Analysis #3 – Median Home Price
Just looking at the median home price does not tell the entire story. If you look at the above chart, we have 2 counties with prices over $600,000, 3 with over $500,000, and 5 with median prices over $400,000. We would have to go to $300,000 to find 16 counties with higher prices, or half of the 32 counties on the list.
But what is the population of these 16 counties?
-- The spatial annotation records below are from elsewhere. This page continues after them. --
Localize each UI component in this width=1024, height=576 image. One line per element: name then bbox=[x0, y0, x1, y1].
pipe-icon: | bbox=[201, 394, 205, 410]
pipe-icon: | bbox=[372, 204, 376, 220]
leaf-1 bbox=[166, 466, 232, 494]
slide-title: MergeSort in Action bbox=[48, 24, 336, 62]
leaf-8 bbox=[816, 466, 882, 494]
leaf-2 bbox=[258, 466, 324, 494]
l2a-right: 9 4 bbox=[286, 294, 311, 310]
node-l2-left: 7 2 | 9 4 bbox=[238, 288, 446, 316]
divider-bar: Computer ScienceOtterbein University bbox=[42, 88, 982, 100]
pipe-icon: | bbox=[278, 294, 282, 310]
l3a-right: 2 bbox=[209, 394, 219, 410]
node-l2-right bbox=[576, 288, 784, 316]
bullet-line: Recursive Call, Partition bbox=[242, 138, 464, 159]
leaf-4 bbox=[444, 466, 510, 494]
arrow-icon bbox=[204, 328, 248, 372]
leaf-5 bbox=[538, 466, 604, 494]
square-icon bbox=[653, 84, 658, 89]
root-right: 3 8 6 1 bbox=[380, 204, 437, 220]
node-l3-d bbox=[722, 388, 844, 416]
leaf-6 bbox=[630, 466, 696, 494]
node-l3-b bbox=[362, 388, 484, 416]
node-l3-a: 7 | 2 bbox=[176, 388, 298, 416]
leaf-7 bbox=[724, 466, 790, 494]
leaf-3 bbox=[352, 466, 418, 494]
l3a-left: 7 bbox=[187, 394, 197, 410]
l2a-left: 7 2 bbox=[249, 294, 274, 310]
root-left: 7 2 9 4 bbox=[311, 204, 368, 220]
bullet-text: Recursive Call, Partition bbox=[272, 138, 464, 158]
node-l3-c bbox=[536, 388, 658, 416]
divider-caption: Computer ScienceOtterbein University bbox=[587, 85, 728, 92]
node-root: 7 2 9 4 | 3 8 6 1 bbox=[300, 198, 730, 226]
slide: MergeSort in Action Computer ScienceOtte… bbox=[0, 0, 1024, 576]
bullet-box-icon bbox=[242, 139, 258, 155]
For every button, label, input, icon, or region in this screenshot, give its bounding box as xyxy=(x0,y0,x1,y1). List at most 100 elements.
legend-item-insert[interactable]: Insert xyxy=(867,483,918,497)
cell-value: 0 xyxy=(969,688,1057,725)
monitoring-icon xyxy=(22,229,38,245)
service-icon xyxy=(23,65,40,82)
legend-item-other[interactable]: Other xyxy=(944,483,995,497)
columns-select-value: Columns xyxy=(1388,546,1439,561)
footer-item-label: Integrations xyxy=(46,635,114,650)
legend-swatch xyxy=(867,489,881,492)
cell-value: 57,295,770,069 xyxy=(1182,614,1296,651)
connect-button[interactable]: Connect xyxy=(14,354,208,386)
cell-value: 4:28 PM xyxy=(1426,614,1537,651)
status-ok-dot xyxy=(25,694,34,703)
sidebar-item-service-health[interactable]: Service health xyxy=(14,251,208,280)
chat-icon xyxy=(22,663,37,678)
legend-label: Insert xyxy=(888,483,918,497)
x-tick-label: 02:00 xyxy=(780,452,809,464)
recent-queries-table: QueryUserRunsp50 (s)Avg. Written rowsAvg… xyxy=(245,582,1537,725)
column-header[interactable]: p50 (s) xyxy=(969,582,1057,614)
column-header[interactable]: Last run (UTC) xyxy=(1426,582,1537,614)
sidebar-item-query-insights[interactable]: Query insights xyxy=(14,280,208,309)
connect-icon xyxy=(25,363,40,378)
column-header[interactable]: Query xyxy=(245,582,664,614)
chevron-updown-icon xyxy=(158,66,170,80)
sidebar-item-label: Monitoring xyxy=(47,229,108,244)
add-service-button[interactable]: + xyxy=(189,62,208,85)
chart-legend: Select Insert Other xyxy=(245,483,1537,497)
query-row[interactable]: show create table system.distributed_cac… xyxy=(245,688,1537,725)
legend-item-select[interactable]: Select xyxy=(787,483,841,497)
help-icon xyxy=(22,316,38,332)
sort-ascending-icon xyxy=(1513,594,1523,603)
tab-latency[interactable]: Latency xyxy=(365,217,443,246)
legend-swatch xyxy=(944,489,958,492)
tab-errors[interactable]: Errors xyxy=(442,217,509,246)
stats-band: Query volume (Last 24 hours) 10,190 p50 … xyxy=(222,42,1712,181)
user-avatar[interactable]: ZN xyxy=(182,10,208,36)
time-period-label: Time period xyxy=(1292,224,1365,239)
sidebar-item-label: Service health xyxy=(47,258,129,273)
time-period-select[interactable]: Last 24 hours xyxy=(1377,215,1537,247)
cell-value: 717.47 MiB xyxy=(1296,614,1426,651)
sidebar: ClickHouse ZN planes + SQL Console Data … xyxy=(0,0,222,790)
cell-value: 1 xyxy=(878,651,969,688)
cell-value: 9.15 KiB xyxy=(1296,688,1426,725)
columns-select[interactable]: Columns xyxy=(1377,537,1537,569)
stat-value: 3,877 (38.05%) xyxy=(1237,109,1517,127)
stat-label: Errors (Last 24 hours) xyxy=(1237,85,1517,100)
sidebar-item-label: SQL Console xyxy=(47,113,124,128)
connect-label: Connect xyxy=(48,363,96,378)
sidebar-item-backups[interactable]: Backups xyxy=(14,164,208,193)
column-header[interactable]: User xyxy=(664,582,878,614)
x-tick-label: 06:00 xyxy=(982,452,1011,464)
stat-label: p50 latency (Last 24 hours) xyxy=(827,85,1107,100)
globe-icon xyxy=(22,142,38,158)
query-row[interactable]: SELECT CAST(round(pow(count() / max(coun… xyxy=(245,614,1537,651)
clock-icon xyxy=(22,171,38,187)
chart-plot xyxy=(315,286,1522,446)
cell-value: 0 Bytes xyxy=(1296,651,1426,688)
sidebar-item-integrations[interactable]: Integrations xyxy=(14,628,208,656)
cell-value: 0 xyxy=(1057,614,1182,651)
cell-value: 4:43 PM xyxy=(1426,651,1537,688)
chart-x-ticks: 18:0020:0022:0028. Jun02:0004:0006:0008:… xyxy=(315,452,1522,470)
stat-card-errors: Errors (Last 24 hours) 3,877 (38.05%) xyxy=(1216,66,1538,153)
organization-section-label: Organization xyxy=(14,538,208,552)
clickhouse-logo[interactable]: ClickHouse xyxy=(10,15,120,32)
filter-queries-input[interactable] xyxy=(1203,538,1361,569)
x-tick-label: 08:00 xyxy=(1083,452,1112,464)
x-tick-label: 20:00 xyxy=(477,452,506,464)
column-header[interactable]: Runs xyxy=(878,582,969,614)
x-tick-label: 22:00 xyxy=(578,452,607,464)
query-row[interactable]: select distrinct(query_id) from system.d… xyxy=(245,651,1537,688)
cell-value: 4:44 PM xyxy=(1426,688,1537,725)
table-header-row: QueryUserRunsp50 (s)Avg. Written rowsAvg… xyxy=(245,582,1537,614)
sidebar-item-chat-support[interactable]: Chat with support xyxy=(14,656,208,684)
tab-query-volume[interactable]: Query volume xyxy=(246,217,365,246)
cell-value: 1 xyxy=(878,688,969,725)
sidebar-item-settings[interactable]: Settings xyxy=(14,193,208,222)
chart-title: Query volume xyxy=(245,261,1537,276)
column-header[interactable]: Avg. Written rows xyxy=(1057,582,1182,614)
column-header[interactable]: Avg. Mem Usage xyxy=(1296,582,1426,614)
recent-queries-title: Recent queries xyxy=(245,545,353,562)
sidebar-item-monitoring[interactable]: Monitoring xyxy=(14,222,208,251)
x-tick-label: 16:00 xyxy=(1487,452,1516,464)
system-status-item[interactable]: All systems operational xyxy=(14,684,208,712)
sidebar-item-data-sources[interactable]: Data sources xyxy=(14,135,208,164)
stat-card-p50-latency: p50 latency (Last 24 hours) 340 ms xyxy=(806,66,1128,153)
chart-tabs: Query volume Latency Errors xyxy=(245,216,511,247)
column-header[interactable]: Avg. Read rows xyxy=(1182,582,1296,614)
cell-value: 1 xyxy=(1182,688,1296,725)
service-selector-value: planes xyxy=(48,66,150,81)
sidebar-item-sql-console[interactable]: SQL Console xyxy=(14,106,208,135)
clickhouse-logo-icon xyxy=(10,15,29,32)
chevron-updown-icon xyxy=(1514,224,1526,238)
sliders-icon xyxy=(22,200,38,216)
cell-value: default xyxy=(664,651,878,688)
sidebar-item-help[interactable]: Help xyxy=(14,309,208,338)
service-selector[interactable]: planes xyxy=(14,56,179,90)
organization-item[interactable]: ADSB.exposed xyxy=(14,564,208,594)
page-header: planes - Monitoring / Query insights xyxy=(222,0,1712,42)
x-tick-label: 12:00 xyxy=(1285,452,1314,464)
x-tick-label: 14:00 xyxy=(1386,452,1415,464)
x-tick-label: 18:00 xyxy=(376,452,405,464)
Top 16 median priced counties: 22,701,908
Bottom 16 median priced counties: 11,186,688
Keep in mind that we are looking at the largest 32 counties in the state so we are not capturing 100 percent of the picture simply because all the data isn’t available but this data captures 90 percent of the California population. So on the surface, this may lead you to believe that most people can afford to live in high priced areas. Or is it that most of these high priced areas are in a bubble and that is why people are now struggling with holding onto their homes? Let us run a quick average of the price-to-income ratio of both subsets:
Top 16 counties average price to income ratio: 6.11
Bottom 16 counties average price to income ratio: 3.61
This is a very important data set here because of the bifurcation of the state. What we can derive is the lower priced counties are starting to find a bottom yet the top 16 are still over priced. This is important because someone looking to buy in Merced would arrive at a different conclusion than someone looking to buy in San Francisco. We are looking at income relative to each county so we are painting with a very narrow brush here.
Take a look at the population breakdown:
The above chart breaks down the 32 counties in our data set by population.
It is the case that the California housing market is diverse and has enormous variability. I have argued before that California will not see a bottom until 3 years in the future and have provided an additional 3 reasons. Yet with that argument, I was looking at the state on an aggregate basis and not on individual levels. What this analysis shows is that certain counties are arriving at bottoms much quicker and higher price areas are much more stubborn yet are coming down in price. This happens in most housing bubbles. The marginal areas get hit first and progressively move up the spectrum to higher priced areas.
If you are planning on buying in the near future, make sure you know where you live and take all the data into consideration. Simply saying we are at a bottom is too broad a statement for the California housing market.